Mit ihrer Revision macht die beklagte KÄV geltend, dass der Gemeinsame Bundesausschuss (G‑BA) berechtigt gewesen sei, die Erbringung und Abrechnung von Apheresen den Ärzten für innere Medizin mit dem Schwerpunkt Nephrologie vorzubehalten, weil diese über die größte Er­fahrung im Bereich der Blutwäsche und der Blutreinigungsverfahren verfügten. Obwohl die in Be­zug genommene Vereinbarung zur Durchführung der LDL-Elimination nicht existiere, sei die Be­schränkung auf Nephrologen auch dem Gesamtzusammenhang der Regelungen des EBM‑Ä zu entnehmen. Die ausschließliche Zuweisung der Apheresen an die Nephrologen diene sowohl der Gesundheit der Versicherten als auch der finanziellen Stabilität der gesetzlichen Krankenver­sicherung und damit wichtigen Gemeinwohlbelangen.
 
 
SG Berlin                                   - S 83 KA 154/06 -
LSG Berlin-Brandenburg              - L 7 KA 121/08 -
 
 
B.    Ohne mündliche Verhandlung
 
7) - B 6 KA 16/13 R -                          Dr. L ./. KÄV Niedersachsen
 
Das Verfahren betrifft die Höhe vertragsärztlichen Honorars in den Quartalen II/2005 und III/2005, insbesondere die Rechtmäßigkeit des der Berechnung zugrunde gelegten Honorarverteilungsvertrages (HVV).
 
Die Klägerin ist Fachärztin für Allgemeinmedizin. Die beklagte KÄV setzte den Honoraranspruch der Klägerin auf der Grundlage des seinerzeit maßgeblichen HVV fest, welcher die Bildung von Regelleistungsvolumina (RLV) für die einzelnen Arztgruppen vorsah.

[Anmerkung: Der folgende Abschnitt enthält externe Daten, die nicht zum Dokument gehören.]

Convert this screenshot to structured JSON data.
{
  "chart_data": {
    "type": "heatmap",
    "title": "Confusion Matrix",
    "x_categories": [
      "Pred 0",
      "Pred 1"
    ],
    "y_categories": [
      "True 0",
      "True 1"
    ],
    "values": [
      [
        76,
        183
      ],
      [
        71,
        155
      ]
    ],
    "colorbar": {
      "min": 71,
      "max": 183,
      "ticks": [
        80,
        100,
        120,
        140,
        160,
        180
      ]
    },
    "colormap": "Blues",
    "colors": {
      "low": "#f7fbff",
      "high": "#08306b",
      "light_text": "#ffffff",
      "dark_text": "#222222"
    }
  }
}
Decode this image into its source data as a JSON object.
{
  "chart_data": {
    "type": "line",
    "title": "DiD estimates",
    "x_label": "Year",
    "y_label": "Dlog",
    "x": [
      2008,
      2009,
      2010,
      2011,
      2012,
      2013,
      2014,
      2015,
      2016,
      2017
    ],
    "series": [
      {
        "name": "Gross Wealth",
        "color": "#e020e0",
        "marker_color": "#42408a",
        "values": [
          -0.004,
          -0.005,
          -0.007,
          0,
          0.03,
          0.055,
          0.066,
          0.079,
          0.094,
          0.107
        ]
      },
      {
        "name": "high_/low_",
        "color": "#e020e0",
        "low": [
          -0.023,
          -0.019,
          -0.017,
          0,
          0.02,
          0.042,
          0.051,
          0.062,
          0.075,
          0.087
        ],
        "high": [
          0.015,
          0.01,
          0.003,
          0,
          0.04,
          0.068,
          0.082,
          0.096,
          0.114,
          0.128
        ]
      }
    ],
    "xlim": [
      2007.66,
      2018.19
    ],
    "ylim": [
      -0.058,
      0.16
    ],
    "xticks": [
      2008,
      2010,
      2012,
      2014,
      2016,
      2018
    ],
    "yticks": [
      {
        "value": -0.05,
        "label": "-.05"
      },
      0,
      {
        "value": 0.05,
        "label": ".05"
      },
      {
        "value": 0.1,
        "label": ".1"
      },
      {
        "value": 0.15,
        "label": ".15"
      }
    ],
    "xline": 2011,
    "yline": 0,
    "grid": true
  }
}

Die im Beschluss des Bewertungsausschusses vom 29.10.2004 (BRLV) aufgeführten Arztgruppen wurden jeweils in drei Untergruppen unterteilt, für die sich unterschiedliche Fallpunktzahlen ergaben; die Zuordnung der Arztpraxen zu den Untergruppen richtete sich nach der Höhe des von der jeweiligen Arztpraxis im Referenzzeitraum erzielten (unterdurchschnittlichen, durchschnittlichen bzw überdurchschnittlichen) Fallwerts.
 
Während Widersprüche und Klage erfolglos geblieben sind, hat das LSG auf die Berufung der Klägerin das Urteil des SG sowie die angefochtenen Honorarbescheide aufgehoben und die Beklagte zur Neubescheidung verurteilt. Das LSG hat ausgeführt, der zugrundeliegende HVV entspreche weder den Vorgaben des § 85 Abs 4 Satz 7 und 8 SGB V (damaliger Fassung) noch den Bestimmungen des BRLV. Die vordergründige Umsetzung der gesetzlichen und vertraglichen Vorgaben werde durch gesonderte Berechnungsvorgaben für die Fallpunktzahlen unterlaufen; diese führten dazu, dass die Größe des RLV einer Arztpraxis maßgeblich von deren Fallwerten in zurückliegenden Referenzquartalen abhänge.
 
Hiergegen wendet sich die Beklagte mit ihrer Revision, mit der sie geltend macht, eine Differenzierung der Arztgruppen sei durch den BRLV zugelassen und konterkariere auch nicht eine arztgruppenbezogene Durchschnittsbetrachtung.